On this day in 1920 Helmer Myklebust was born in Lester (IA, US). Professor Myklebust was among a half-dozen educators and psychologists who provided the critical academic support for the creation of the special education services for students with Learning Disabilities. Although Professor Myklebust’s work influenced Learning Disabilities, he also made substantial contributions to the assessment and treatment of individuals with hearing problems and the deaf.

Professor Myklebust taught at Northwestern University (Chicago, IL, US), Northern Illinois University (DeKalb, IL, US), and the University of Illinois Chicago (Chicago, IL, US; it was called “University of Illinois Chicago Circle” at that time). He published scores of articles and books, including the five-volume Progress in Learning Disabilities which collected papers by experts during the early days of LD.

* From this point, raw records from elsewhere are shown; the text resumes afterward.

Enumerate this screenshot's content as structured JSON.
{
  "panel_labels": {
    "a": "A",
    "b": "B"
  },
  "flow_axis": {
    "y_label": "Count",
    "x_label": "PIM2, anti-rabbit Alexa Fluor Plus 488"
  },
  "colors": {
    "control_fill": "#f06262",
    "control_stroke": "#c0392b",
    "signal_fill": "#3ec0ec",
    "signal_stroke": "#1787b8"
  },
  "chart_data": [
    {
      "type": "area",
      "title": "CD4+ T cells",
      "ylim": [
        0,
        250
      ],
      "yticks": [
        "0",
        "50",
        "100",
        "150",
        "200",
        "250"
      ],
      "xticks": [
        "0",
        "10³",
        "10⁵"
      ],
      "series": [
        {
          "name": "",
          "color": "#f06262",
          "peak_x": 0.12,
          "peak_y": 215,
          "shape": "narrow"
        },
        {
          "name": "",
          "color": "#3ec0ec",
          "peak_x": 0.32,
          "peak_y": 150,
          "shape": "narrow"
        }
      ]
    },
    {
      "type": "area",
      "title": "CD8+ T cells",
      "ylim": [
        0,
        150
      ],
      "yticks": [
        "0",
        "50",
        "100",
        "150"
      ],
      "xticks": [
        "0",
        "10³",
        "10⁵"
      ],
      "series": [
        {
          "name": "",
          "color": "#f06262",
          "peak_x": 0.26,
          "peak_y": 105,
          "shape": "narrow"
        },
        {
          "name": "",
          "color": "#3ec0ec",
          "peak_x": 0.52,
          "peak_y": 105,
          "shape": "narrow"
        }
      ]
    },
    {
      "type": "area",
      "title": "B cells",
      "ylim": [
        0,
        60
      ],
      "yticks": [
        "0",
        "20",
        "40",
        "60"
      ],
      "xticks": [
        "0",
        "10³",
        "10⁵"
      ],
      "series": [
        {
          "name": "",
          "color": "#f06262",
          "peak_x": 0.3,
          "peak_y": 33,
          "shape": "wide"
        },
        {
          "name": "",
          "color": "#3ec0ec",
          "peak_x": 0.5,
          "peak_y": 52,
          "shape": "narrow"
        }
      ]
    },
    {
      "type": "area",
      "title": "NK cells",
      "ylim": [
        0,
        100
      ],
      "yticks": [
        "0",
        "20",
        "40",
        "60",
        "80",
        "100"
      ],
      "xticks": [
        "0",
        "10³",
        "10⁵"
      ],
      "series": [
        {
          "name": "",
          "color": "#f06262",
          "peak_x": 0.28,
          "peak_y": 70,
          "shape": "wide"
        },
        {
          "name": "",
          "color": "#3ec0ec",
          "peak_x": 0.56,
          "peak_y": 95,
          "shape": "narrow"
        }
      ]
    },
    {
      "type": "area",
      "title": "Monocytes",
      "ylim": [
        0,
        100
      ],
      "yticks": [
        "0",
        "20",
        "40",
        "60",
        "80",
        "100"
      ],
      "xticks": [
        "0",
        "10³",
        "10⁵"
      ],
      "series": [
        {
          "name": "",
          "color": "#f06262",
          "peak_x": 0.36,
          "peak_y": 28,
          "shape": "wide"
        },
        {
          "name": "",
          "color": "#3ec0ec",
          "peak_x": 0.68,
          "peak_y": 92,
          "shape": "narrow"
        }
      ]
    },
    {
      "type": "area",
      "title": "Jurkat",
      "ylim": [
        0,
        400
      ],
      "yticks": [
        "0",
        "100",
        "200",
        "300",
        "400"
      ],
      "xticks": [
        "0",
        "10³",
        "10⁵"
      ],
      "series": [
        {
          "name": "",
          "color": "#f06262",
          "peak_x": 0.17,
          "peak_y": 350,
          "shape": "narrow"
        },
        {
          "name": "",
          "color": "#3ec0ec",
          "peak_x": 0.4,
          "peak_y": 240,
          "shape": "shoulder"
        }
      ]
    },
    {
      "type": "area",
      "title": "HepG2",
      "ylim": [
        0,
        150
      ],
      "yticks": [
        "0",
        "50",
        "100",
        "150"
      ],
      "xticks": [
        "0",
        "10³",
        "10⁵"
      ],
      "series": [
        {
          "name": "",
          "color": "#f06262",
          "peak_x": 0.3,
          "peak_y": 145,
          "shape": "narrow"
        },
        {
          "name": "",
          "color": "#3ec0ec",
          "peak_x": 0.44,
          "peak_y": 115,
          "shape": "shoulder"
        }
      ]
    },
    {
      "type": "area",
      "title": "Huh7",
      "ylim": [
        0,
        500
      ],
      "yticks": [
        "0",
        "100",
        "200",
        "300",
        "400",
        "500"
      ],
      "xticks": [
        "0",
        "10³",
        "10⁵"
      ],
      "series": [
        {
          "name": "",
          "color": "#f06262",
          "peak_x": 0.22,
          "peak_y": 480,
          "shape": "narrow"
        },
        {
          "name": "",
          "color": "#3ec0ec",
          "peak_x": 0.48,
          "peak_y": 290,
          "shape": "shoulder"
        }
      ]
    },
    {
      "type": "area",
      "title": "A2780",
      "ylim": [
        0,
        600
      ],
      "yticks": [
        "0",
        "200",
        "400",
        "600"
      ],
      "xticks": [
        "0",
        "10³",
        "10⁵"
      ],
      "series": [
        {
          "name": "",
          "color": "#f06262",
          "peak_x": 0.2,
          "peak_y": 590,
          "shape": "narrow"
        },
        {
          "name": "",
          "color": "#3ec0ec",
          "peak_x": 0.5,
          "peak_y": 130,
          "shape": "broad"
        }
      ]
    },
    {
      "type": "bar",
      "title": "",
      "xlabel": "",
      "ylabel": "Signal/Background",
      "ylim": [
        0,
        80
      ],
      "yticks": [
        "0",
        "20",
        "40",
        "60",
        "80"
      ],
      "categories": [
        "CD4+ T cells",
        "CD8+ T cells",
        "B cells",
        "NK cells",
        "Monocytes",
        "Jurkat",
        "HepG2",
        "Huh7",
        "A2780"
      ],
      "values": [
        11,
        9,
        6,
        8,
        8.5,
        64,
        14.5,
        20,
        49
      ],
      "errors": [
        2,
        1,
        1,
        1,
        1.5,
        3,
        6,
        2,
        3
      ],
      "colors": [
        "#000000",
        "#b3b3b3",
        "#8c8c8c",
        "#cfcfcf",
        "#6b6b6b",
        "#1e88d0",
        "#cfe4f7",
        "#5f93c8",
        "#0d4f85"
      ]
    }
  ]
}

In 2000 Naomi Zigmond, one of the people who was fortunate enough to study with Professory Myklebust, commented on his influence on her research career.

It was easy to be passionate about children with learning disabilities in those early days. We knew so little. We had so much to find out. Under Myklebust’s tutelage, we approached each child as a detective approaches a new case. We looked for clues in what the child could and could not do, how he or she learned, how to get through to that brain where others had failed. He had us search relentlessly “for the right way in” so that a child could be helped to learn how to understand, or communicate, or read, or write, or calculate, or behave in a socially appropriate manner. If a child didn’t learn, we were responsible. We hadn’t figured her out well enough yet. We hadn’t found the right way to teach her. We hadn’t been good enough detectives.

Professor Myklebust died 26 February 2008. Link to the LD Blog post announcing Professor Myklebust’s death.


Reference

Zigmond, N. (2000). Reflections on a research career: Research as detective work. Exceptional Children, 66, 295-304.